THIS IS YOUR LAND
Take a hike — or a bike
THE BUREAU OF LAND MANAGEMENT (BLM) oversees thousands of acres of public land across Northern New Mexico. Ranging from the Río Chama Wild and Scenic River southwest of Taos to the Sabinoso Wilderness Area east of the Sangre de Cristo Mountains along the Canadian River, and from the bottom of the Río Grande Gorge to the tip top of Ute Mountain (10,093 feet) on the Colorado border, the BLM Taos office has a lot of ground to cover.
The West Rim Trail is an easy, flat hike that follows the Río Grande from the Gorge Bridge.You can go as long as you like on the path. The entire trail is 9 miles each way. Mountain bikes are allowed here, as well. The trail comes close to the gorge at times and then veers farther away. The area is covered with black lava rocks — remnants of its volcanic past. From Taos Plaza, go north on Paseo del Pueblo Norte 4 miles. Turn left (west) at the signal at the intersection with U.S. Highway 64 and continue for 7 miles. Cross the Gorge Bridge and turn left (or south) into the rest stop immediately west of the bridge.
The BLM usually offers guided hikes in the Río Grande del Norte National Monument every fall but call the Taos BLM Office to be sure. The goal is to familiarize the public with all the magnificent treasures that make up the monument. Likewise, check first to be sure the fall guided hikes in October will be held. These popular day hikes offer deeper insights into all aspects of the national monument from geology, wildlife, archaeology, birding, botany and more.
Most hikes are on the weekends, but some hikes and events are scheduled during the week. Visit the monument website (blm.gov/nm/riograndedelnorte) for the time, date and description of what’s on the schedule that week. You can also call the Río Grande Gorge Visitor Center at (575) 751-4899, the Wild Rivers Visitor Center at (575) 586-1150 or the Taos BLM office at (575) 758-8851 to find out what’s on tap.
Carson National Forest
The BLM isn’t the only federal agency with holdings in Northern New Mexico. The 1.5-million-acre Carson National Forest is operated by the National Forest Service and also offers an amazing amount of hiking opportunities, such as the popular Devisadero Loop Trail 108, Columbine Canyon Trail #71, Italianos Canyon Trail #59 and Wheeler Peak. For a descriptive list of all the day-hiking trails, visit fs.usda.gov/recarea/carson/recreation.
Wheeler Peak: The top of New Mexico
The Taos Ski Valley area is home to the tallest mountain in New Mexico at 13,161 feet. To get there requires a long, steep hike, gaining almost 3,000 feet over 5 miles. It is challenging but the breathtaking views at the top and feeling of accomplishment are worth the effort.
The best time of year to summit Wheeler is late summer or early fall; this is the narrow window after the snow is mostly melted and before the next season of snow comes, so plan ahead.

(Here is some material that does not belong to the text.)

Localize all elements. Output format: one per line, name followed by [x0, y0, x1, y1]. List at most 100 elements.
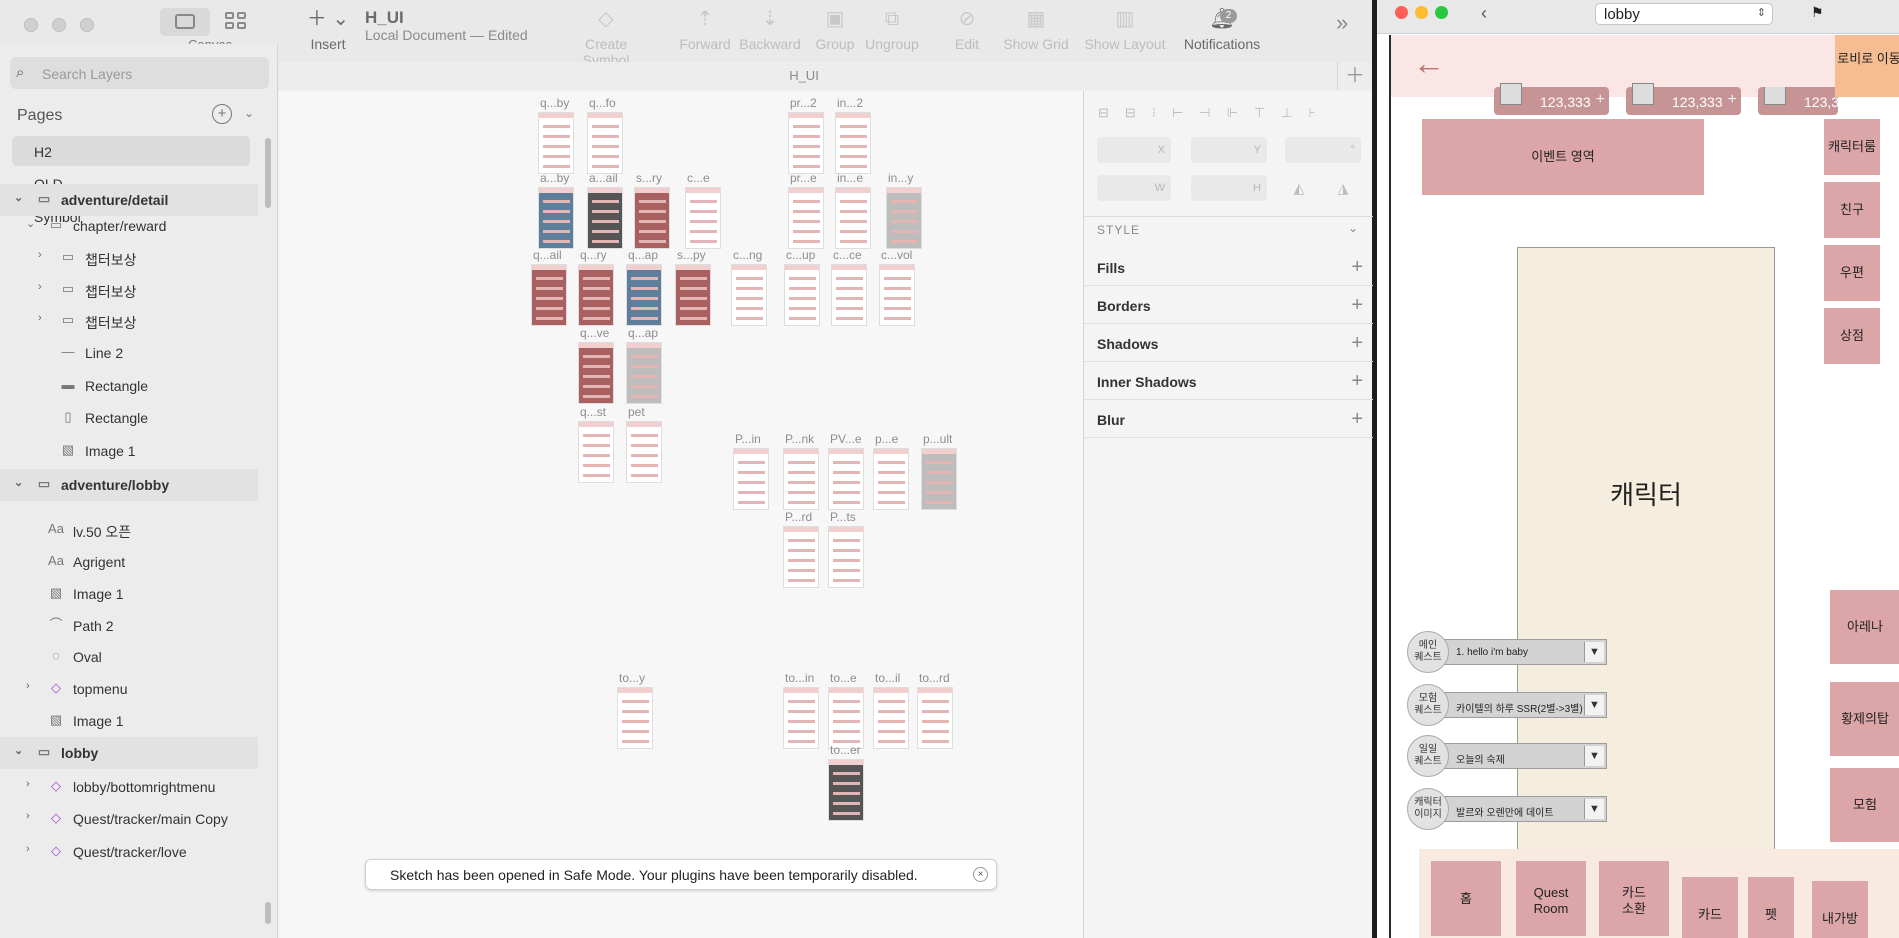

There are two ways to get to the top: from Bull-of-the-Woods Trailhead (located off the top parking lot of TSV resort) or the Williams Lake side. For the Williams Lake approach, plan on about 4 hours for the ascent. Local hiking club members recommend you start early and get off the peak by 1 p.m. to avoid afternoon thunderstorms. The first 2 miles of trail pass through spruce and fir trees. A gradual climb brings you through a boulder field to Williams Lake. The trail to the peak begins just before reaching the lake.
From Taos Plaza, go north on Paseo del Pueblo Norte 4 miles. Turn right (east) onto Ski Valley Road (State Road 150). Continue through Arroyo Seco up to Taos Ski Valley; stay left at the first main parking lot and drive into the upper parking lots. Go up Twining Road and follow the dirt road for 2 miles; several switchbacks bring you to the parking lot at Deer Lane. Walk down the hill, past the Bavarian Restaurant and then uphill. Watch for the trail signs.